Though autism was first diagnosed in the early 1900s, treatment comes in the form of individual-based therapy; there is no given “cure”. Researchers have speculated the genetic origins of autism – fighting to find methods that can identify the cause. In the wake of these skyrocketing diagnoses, Kaiser Permanente, a California-based health organization, hopes to make a difference by conducting the largest-scale research on genetics to date.

Never before has a study this wide been conducted on the basis of autism research. The project, made possible by nearly 5,000 volunteer families from the Northern California region, will hopefully shed light on the circumstances influencing autism.

Many people theorize that autism has a basis in both genetic and environmental factors. The study, lasting an estimated three years, will give a detailed look into these factors involving medical background, genetics, and environment. A $4.6 million grant, generously given by the Simons Foundation, will fund the study.

To qualify, participants in the study must have two birth parents who have a child with autism under the age of 26. The family members must also belong to the Kaiser foundation.

Pre-existing medical information for these families, having already been in the Kaiser data system, will allow the study to be very in-depth.
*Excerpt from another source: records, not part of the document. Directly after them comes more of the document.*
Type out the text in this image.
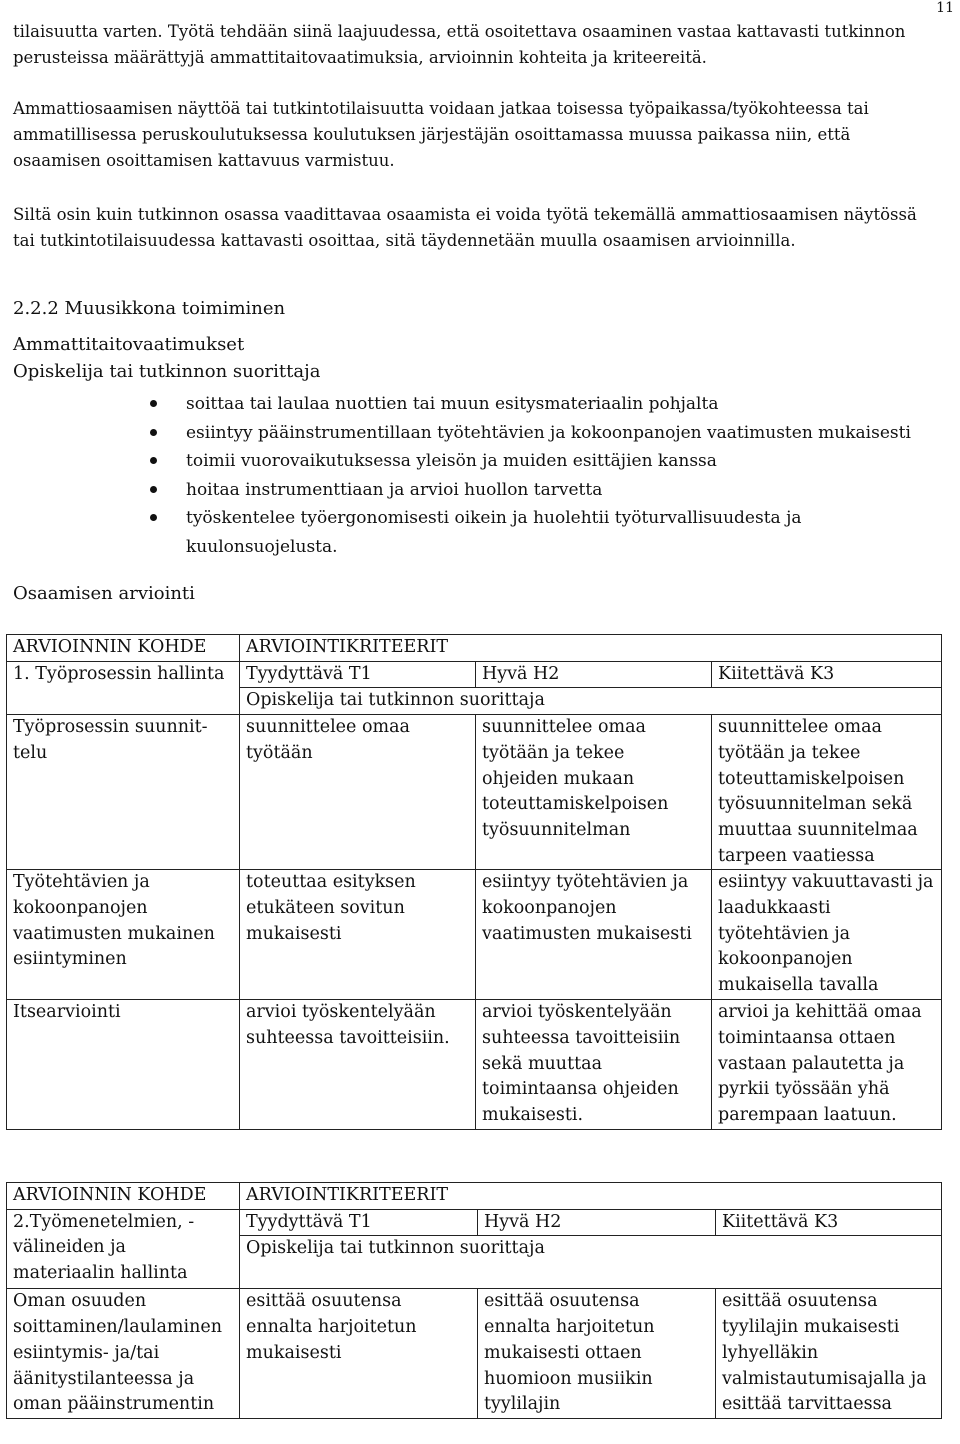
11
tilaisuutta varten. Työtä tehdään siinä laajuudessa, että osoitettava osaaminen vastaa kattavasti tutkinnon perusteissa määrättyjä ammattitaitovaatimuksia, arvioinnin kohteita ja kriteereitä.
Ammattiosaamisen näyttöä tai tutkintotilaisuutta voidaan jatkaa toisessa työpaikassa/työkohteessa tai ammatillisessa peruskoulutuksessa koulutuksen järjestäjän osoittamassa muussa paikassa niin, että osaamisen osoittamisen kattavuus varmistuu.
Siltä osin kuin tutkinnon osassa vaadittavaa osaamista ei voida työtä tekemällä ammattiosaamisen näytössä tai tutkintotilaisuudessa kattavasti osoittaa, sitä täydennetään muulla osaamisen arvioinnilla.
2.2.2 Muusikkona toimiminen
Ammattitaitovaatimukset
Opiskelija tai tutkinnon suorittaja
soittaa tai laulaa nuottien tai muun esitysmateriaalin pohjalta
esiintyy pääinstrumentillaan työtehtävien ja kokoonpanojen vaatimusten mukaisesti
toimii vuorovaikutuksessa yleisön ja muiden esittäjien kanssa
hoitaa instrumenttiaan ja arvioi huollon tarvetta
työskentelee työergonomisesti oikein ja huolehtii työturvallisuudesta ja kuulonsuojelusta.
Osaamisen arviointi
ARVIOINNIN KOHDE	ARVIOINTIKRITEERIT		
1. Työprosessin hallinta	Tyydyttävä T1	Hyvä H2	Kiitettävä K3
	Opiskelija tai tutkinnon suorittaja		
Työprosessin suunnit-telu	suunnittelee omaa työtään	suunnittelee omaa työtään ja tekee ohjeiden mukaan toteuttamiskelpoisen työsuunnitelman	suunnittelee omaa työtään ja tekee toteuttamiskelpoisen työsuunnitelman sekä muuttaa suunnitelmaa tarpeen vaatiessa
Työtehtävien ja kokoonpanojen vaatimusten mukainen esiintyminen	toteuttaa esityksen etukäteen sovitun mukaisesti	esiintyy työtehtävien ja kokoonpanojen vaatimusten mukaisesti	esiintyy vakuuttavasti ja laadukkaasti työtehtävien ja kokoonpanojen mukaisella tavalla
Itsearviointi	arvioi työskentelyään suhteessa tavoitteisiin.	arvioi työskentelyään suhteessa tavoitteisiin sekä muuttaa toimintaansa ohjeiden mukaisesti.	arvioi ja kehittää omaa toimintaansa ottaen vastaan palautetta ja pyrkii työssään yhä parempaan laatuun.
ARVIOINNIN KOHDE	ARVIOINTIKRITEERIT		
2.Työmenetelmien, -välineiden ja materiaalin hallinta	Tyydyttävä T1	Hyvä H2	Kiitettävä K3
	Opiskelija tai tutkinnon suorittaja		
Oman osuuden soittaminen/laulaminen esiintymis- ja/tai äänitystilanteessa ja oman pääinstrumentin	esittää osuutensa ennalta harjoitetun mukaisesti	esittää osuutensa ennalta harjoitetun mukaisesti ottaen huomioon musiikin tyylilajin	esittää osuutensa tyylilajin mukaisesti lyhyelläkin valmistautumisajalla ja esittää tarvittaessa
The study also requires little to no invasion of patient privacy, subjecting the participants only to blood or saliva samples, as well as a quick survey regarding family history.

Those involved in the project are eager to delve into the study and hopefully surface with answers to a growing diagnosis. The opportunity for such a large community to assist others who have faced the same challenges is not only scientifically beneficial, but will bring families closer than ever with the hope for new treatments. The greater the participant count, the more information that the Kaiser Foundation hopes to acquire and put to use.

Answers are needed to assist the growing autism population. With the participation of thousands, researchers with this study hope to pinpoint a collective treatment.